Per la prima volta nella storia (almeno in quella delle rilevazioni statistiche), cala l’aspettativa di vita degli italiani. Chi è nato nel 2015 può aspettarsi di vivere, mediamente, 80,1 anni se maschio, 84,7 se femmina. E basta un anno a fare la differenza: i nati nel 2014 hanno davanti 80,3 anni se maschi, 85 se femmine.
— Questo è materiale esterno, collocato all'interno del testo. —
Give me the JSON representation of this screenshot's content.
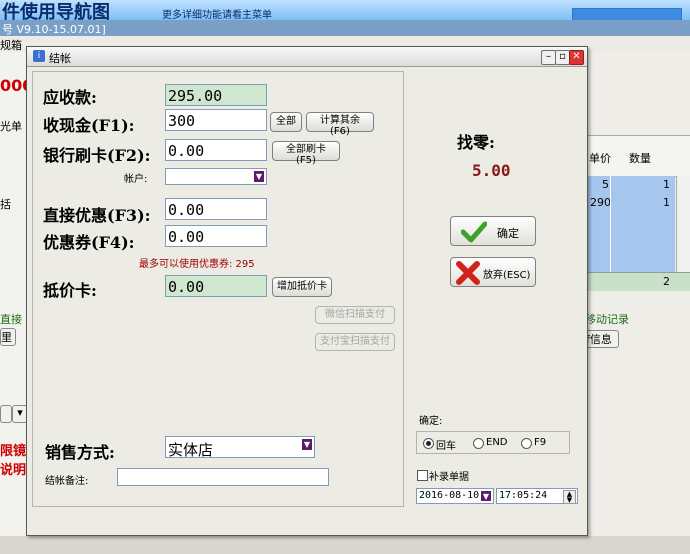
{
  "background": {
    "banner_title": "件使用导航图",
    "banner_subtitle": "更多详细功能请看主菜单",
    "window_title": "号 V9.10-15.07.01]",
    "toolbar_left": "规箱",
    "left_price": "000",
    "left_item": "光单",
    "left_item2": "括",
    "left_direct": "直接",
    "left_button": "里",
    "red_text_1": "限镜",
    "red_text_2": "说明",
    "grid_headers": [
      "单价",
      "数量"
    ],
    "grid_rows": [
      {
        "price": "5",
        "qty": "1"
      },
      {
        "price": "290",
        "qty": "1"
      }
    ],
    "grid_total": "2",
    "move_record": "移动记录",
    "info_button": "f信息"
  },
  "dialog": {
    "title": "结帐",
    "receivable_label": "应收款:",
    "receivable_value": "295.00",
    "cash_label": "收现金(F1):",
    "cash_value": "300",
    "btn_all": "全部",
    "btn_calc_other": "计算其余",
    "btn_calc_other_key": "(F6)",
    "card_label": "银行刷卡(F2):",
    "card_value": "0.00",
    "btn_all_card": "全部刷卡",
    "btn_all_card_key": "(F5)",
    "account_label": "帐户:",
    "direct_discount_label": "直接优惠(F3):",
    "direct_discount_value": "0.00",
    "coupon_label": "优惠券(F4):",
    "coupon_value": "0.00",
    "coupon_hint": "最多可以使用优惠券: 295",
    "voucher_label": "抵价卡:",
    "voucher_value": "0.00",
    "btn_add_voucher": "增加抵价卡",
    "btn_wechat": "微信扫描支付",
    "btn_alipay": "支付宝扫描支付",
    "sales_mode_label": "销售方式:",
    "sales_mode_value": "实体店",
    "remark_label": "结帐备注:",
    "remark_value": "",
    "change_label": "找零:",
    "change_value": "5.00",
    "btn_confirm": "确定",
    "btn_cancel": "放弃(ESC)",
    "confirm_key_label": "确定:",
    "radio_options": [
      "回车",
      "END",
      "F9"
    ],
    "radio_selected": "回车",
    "supplement_label": "补录单据",
    "date_value": "2016-08-10",
    "time_value": "17:05:24"
  }
}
Il segnale d’allarme emerge dal rapporto Osservasalute, che fotografa — in 590 pagine — la salute degli italiani e la qualità (diseguale) dell’assistenza sanitaria nel Paese. Chi nasce in Campania e Sicilia può aspettarsi di vivere ben 4 anni in meno rispetto a chi viene al mondo nelle Marche o in Trentino. Di Regione in Regione, il rapporto squaderna le ragioni di questa inedita inversione di tendenza, a partire dalla mancata prevenzione di molte malattie, e dal flop dell’assistenza. «Abbiamo perso in 15 anni i vantaggi acquisiti in 40, quando si guadagnava mediamente un anno di aspettativa di vita ogni quattro», accusa Walter Ricciardi, direttore dell’Osservatorio nazionale sulla salute nelle Regioni, che redige il rapporto, e presidente dell’Istituto superiore di sanità (nel ‘74 la speranza di vita alla nascita era di 69,6 anni per gli uomini, 75,9 per le donne). L’inversione di tendenza ha ragioni precise, secondo i 180 ricercatori che hanno curato il rapporto: la prevenzione assente, perché finanziata con un 4,1% della spesa sanitaria che rende l’Italia fanalino di coda in Europa, contro il 16% dei tedeschi e l’8% dei francesi. E la crisi economica, che obbliga le famiglie a differire le cure non indispensabili. «Non è un caso — argomenta il presidente dell’Iss — che gli altri due episodi europei di inversione di tendenza si siano verificati nell’ex Urss con il crollo del regime sovietico quando, per l’annientamento dei sistemi sanitari, si persero 4 anni in un colpo solo. E 21 anni fa in Danimarca, per l’esplosione dei fattori di rischio legati a fumo e alcol». Il dato italiano, spiega Ricciardi, sconta anche il picco di 54mila morti in più registrati nel 2015, dovuto in parte al crollo delle vaccinazioni antinfluenzali tra gli anziani, dopo l’allarme (poi rientrato) sulla pericolosità di alcuni lotti.

A emergere è la grande diseguaglianza regionale, che si riflette sull’aspettativa di vita. «Prima della devoluzione — continua Ricciardi — gli italiani potevano aspettarsi di vivere più o meno tutti lo stesso tempo. Poi si è aperta una forbice, che peggio- ra di anno in anno. Ormai, a parità di fattori di rischio, dal fumo all’alcol, al Sud i servizi sanitari sono precipitati. Soprattutto nelle Regioni ancora alle prese con il piano di rientro: Campania, Sicilia, Lazio. Noi diamo i dati. Ma su questi i decisori devono confrontarsi ».

Le soluzioni sono a portata di mano: più prevenzione, più vaccini ad anziani e bambini, più screening per i tumori. E riorganizzazione dei servizi. Concorda ilministro della Salute, Beatrice Lorenzin: se i dati saranno confermati, spiega, evidenziano l’importanza di «tornare a investire in prevenzione» a partire da «corretti stili di vita: mangiare sano, evitare alcol e fumo, eseguire vaccinazioni e screening secondo i consigli della scienza».